I would find out if there is a will & executor in case your mother thinks she can claim the cost of the funeral from the estate (if there is one, if he's been in care there may not be much money left I assume). If there is no will and he's died intestate then it's up to you if you want to get probate underway or not, depends a lot on if there is any substantial inheritance left and if you an borther feel strongly about how it should be distributed.

Sorry for your loss, dementia is such a hard thing to deal with.

Kirschcherries · 06/02/2026 19:38

@Newlife12 Make sure the GP gives you the documentation and that you register the death.

Whilst you are waiting for the GP try and track down your Dads Will or a5 least which solicitor holds it.

If one can’t be found then the laws of intestacy apply. https://www.gov.uk/inherits-someone-dies-without-will

As your Mum and Dad are divorced it is likely you, your brother and sister are jointly entitled to manage the funeral and probate.

Note: Funeral expenses can be claimed direct from your Dad’s estate no need for anyone to pay upfront.

Intestacy - who inherits if someone dies without a will?
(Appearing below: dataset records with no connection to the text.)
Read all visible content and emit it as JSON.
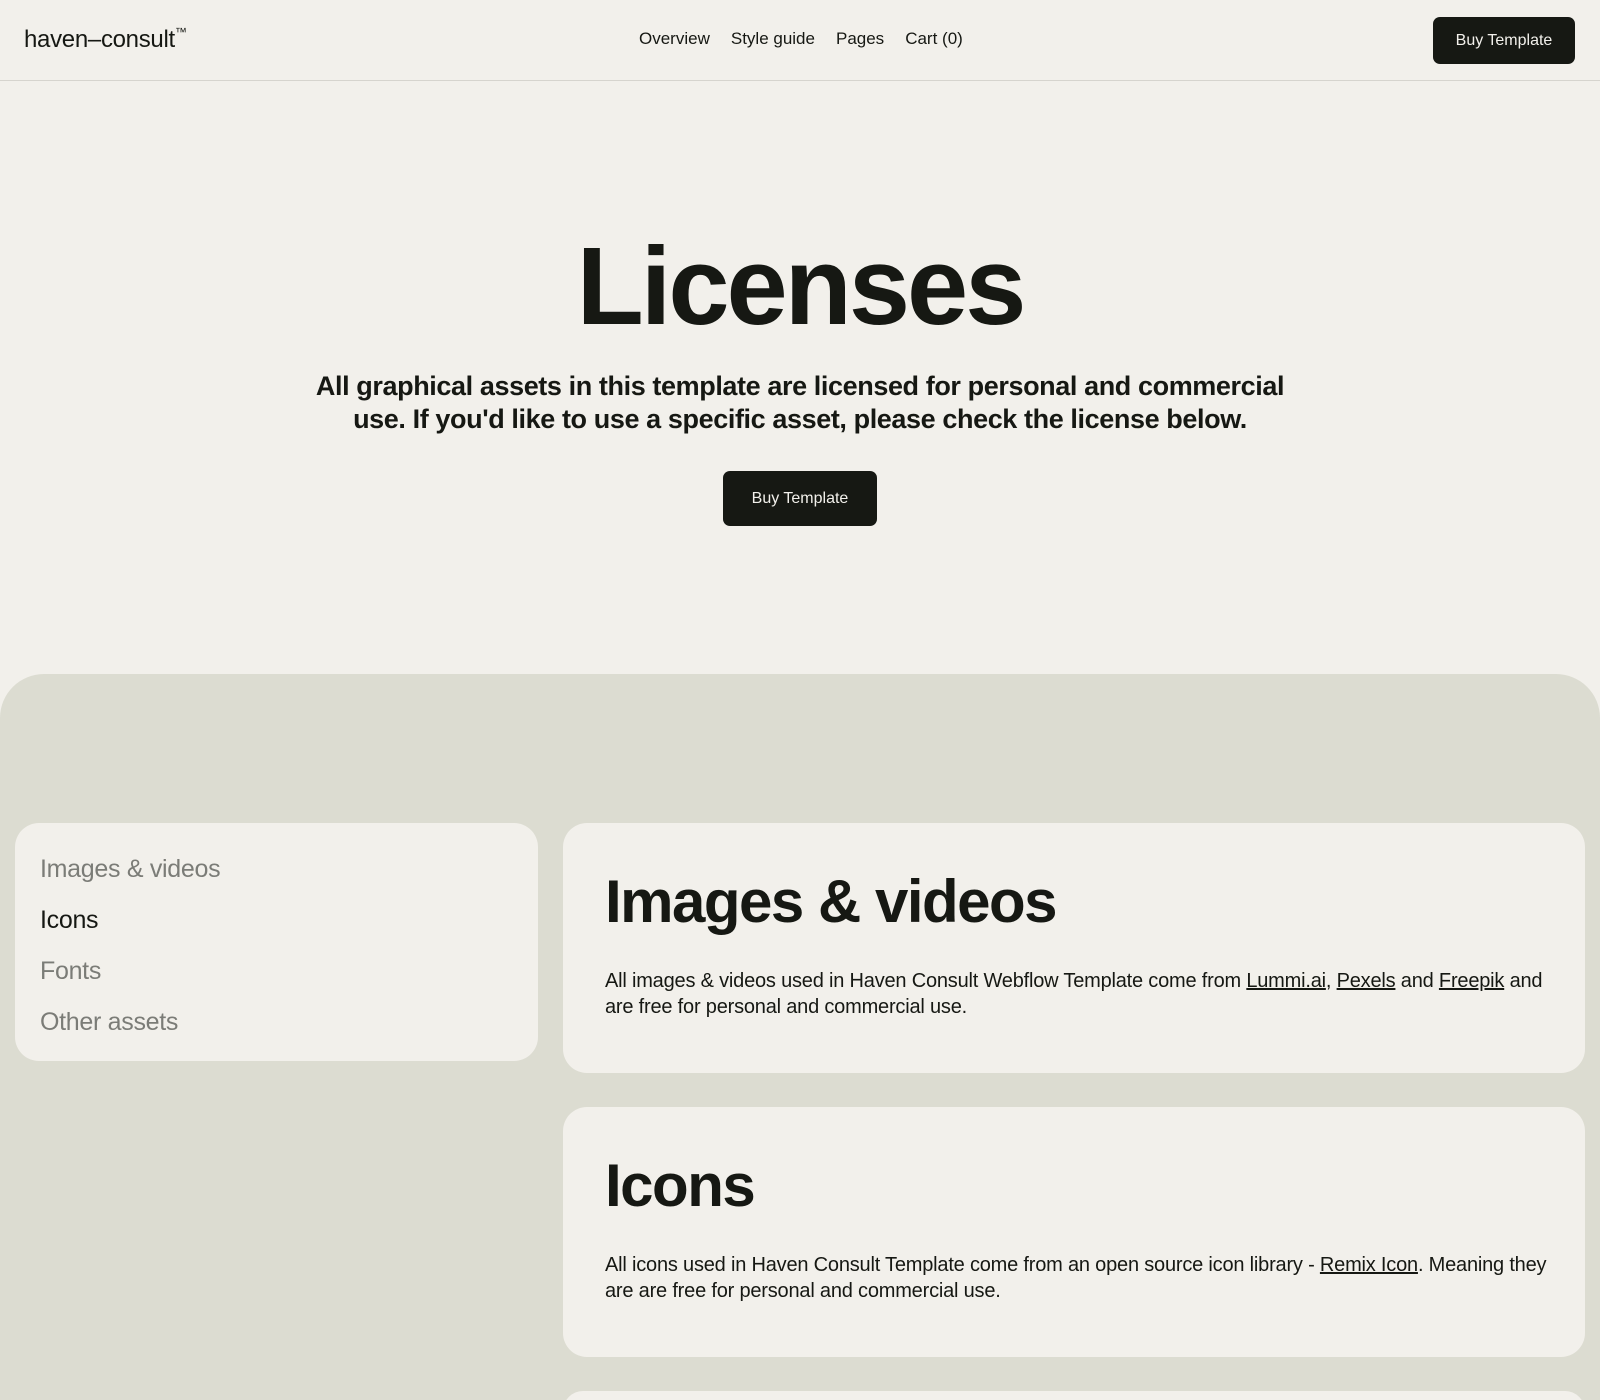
{
  "nav": {
    "logo_main": "haven–consult",
    "logo_tm": "™",
    "links": [
      "Overview",
      "Style guide",
      "Pages",
      "Cart (0)"
    ],
    "cta": "Buy Template"
  },
  "hero": {
    "title": "Licenses",
    "subtitle": "All graphical assets in this template are licensed for personal and commercial use. If you'd like to use a specific asset, please check the license below.",
    "cta": "Buy Template"
  },
  "sidebar": {
    "items": [
      {
        "label": "Images & videos",
        "active": false
      },
      {
        "label": "Icons",
        "active": true
      },
      {
        "label": "Fonts",
        "active": false
      },
      {
        "label": "Other assets",
        "active": false
      }
    ]
  },
  "sections": {
    "images": {
      "title": "Images & videos",
      "text_1": "All images & videos used in Haven Consult Webflow Template come from ",
      "link_1": "Lummi.ai",
      "sep_1": ", ",
      "link_2": "Pexels",
      "sep_2": " and ",
      "link_3": "Freepik",
      "text_2": " and are free for personal and commercial use."
    },
    "icons": {
      "title": "Icons",
      "text_1": "All icons used in Haven Consult Template come from an open source icon library - ",
      "link_1": "Remix Icon",
      "text_2": ". Meaning they are are free for personal and commercial use."
    }
  },
  "colors": {
    "background": "#f2f0eb",
    "section_bg": "#dcdcd1",
    "dark": "#161813",
    "muted_text": "#7b7c77"
  }
}
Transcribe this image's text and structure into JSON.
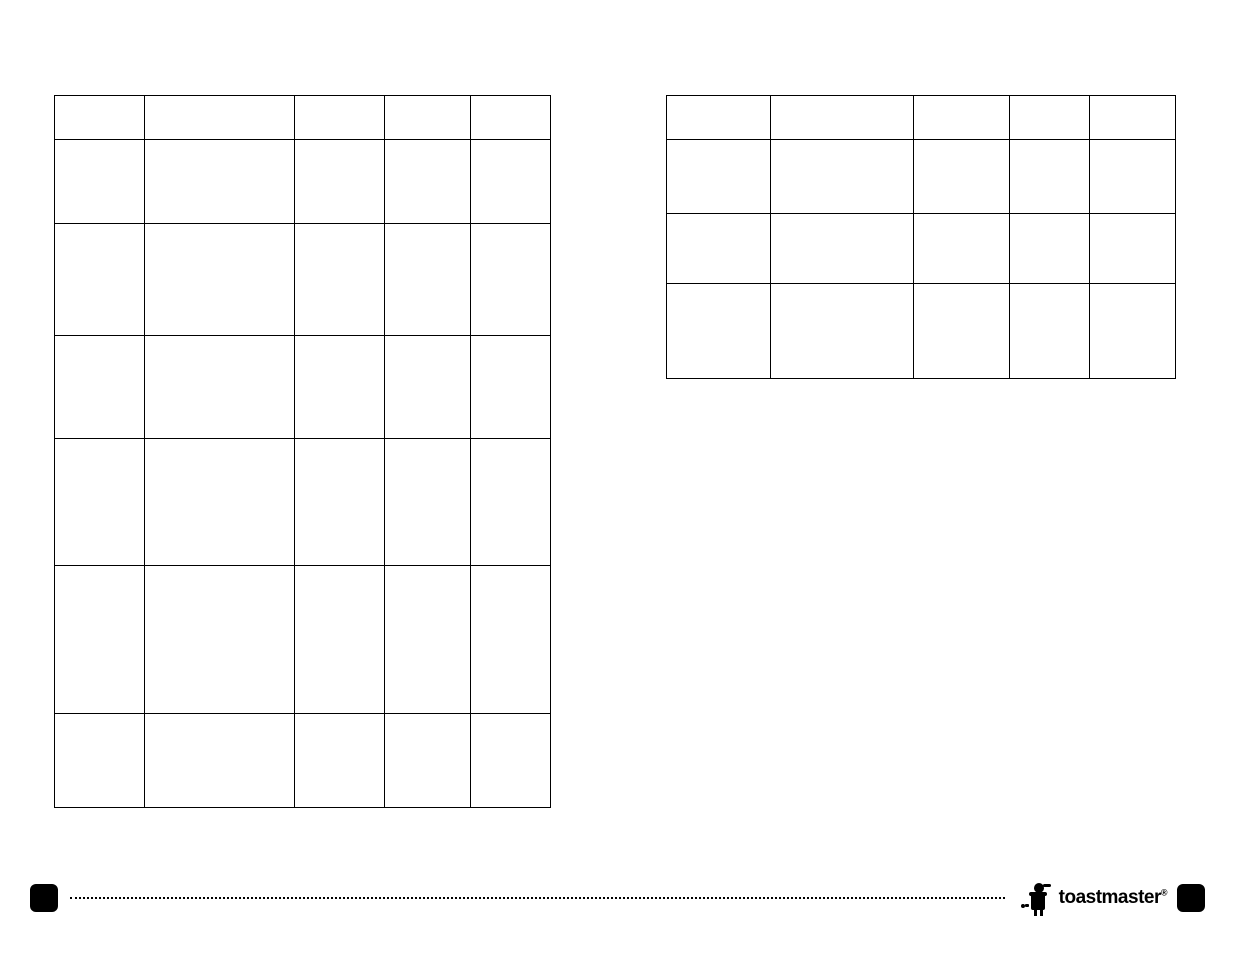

Find out who is entitled to a share of someone’s property, possessions and money if they die without making a will

https://www.gov.uk/inherits-someone-dies-without-will

letmebetheone · 06/02/2026 19:49

First and foremost, you need to know who was given the death certificate and whether or not the death has been registered yet.

kiwiane · 06/02/2026 20:42

If you register the death you will receive a paper that’s required to organise the funeral - it’s additional to the death certificate. I’d assume that whoever is executor and has bank details will be able to organise the funeral. I doubt that is your mum if she’s divorced.
This sounds very stressful and I’m sorry for your loss.